Measurement of TL and mtDNAcn

Blood and brain samples were stored at −80 °C before use. DNA was extracted using the QIAamp DNA Blood Midi Kit and DNeasy Blood & Tissue Kit (Qiagen Inc., Valencia, CA) as appropriate. Each DNA sample was quantified and qualified using a NanoDrop spectrophotometer (Thermo Scientific, Wilmington, DE).

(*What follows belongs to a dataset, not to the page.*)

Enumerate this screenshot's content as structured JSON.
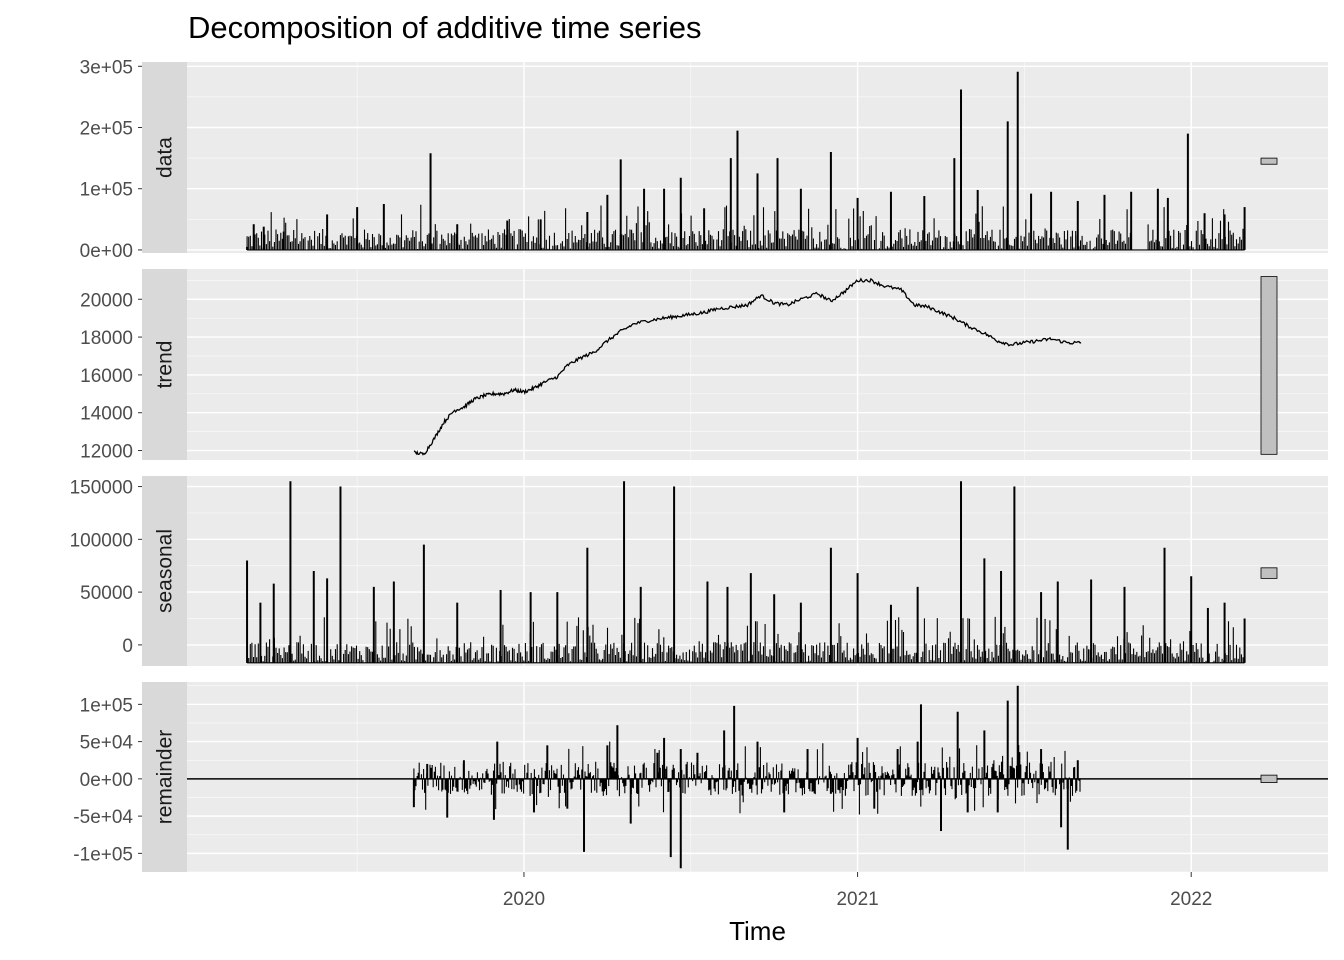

TL was measured using quantitative polymerase chain reaction (qPCR), by applying the telomere/single-copy gene ratio method66 with minor modifications. Briefly, the method was used to measure the ratio between the number of telomere repeats and that of a single-copy gene (β-haemoglobin [HGB]) used as a quantitative control, relative to a reference sample. mtDNAcn was calculated based on measuring the amount of mtDNA (NADH dehydrogenase, subunit 1 [ND1]) relative to that of a nuclear gene (HGB). All qPCR experiments were performed using a 7500 Real-Time PCR System (Applied Biosystems, Foster City, CA), with SYBR Green Master Mix (Applied Biosystems, Foster City, CA). The primer sequences and cycling conditions are described in Table S8. Each sample was run in triplicate, using 10 ng of DNA. Amplification of telomeres, ND1, and the single-copy gene HGB were performed in separate runs, using the same reference sample in the same well positions. TL and mtDNAcn were determined by measuring the ratio of telomeric and mtDNA content to that of a reference single-copy gene in each sample, relative to the reference gene; the standard curve method using a 5-point serial-dilution series with reference DNA was employed. Laboratory personnel were blinded with regard to case-control status and the sample order was randomized in each batch.

Statistical analysis

Statistical analysis was performed using R Version 3.2.2 and EZR67, 68. Student’s t-tests were performed to analyse between-group comparisons of the continuous variables. Regression analyses using generalized linear models with a gamma distribution and log link were applied to analyse between-group comparisons of TL and mtDNAcn, with covariates (age, sex, suicide attempt history and PMI) as needed. Spearman’s rho tests were performed to assess the relationships between TL/mtDNAcn and age. Dummy variables were used as necessary (phenotype, control = 0 and suicide = 1; sex, male = 0 and female = 1; suicide attempt history, no = 0 and yes = 1). Statistical significance was defined as two-tailed p < 0.05.

Data availability

All data generated or analysed during this study are included in this published article (and its Supplementary Information files).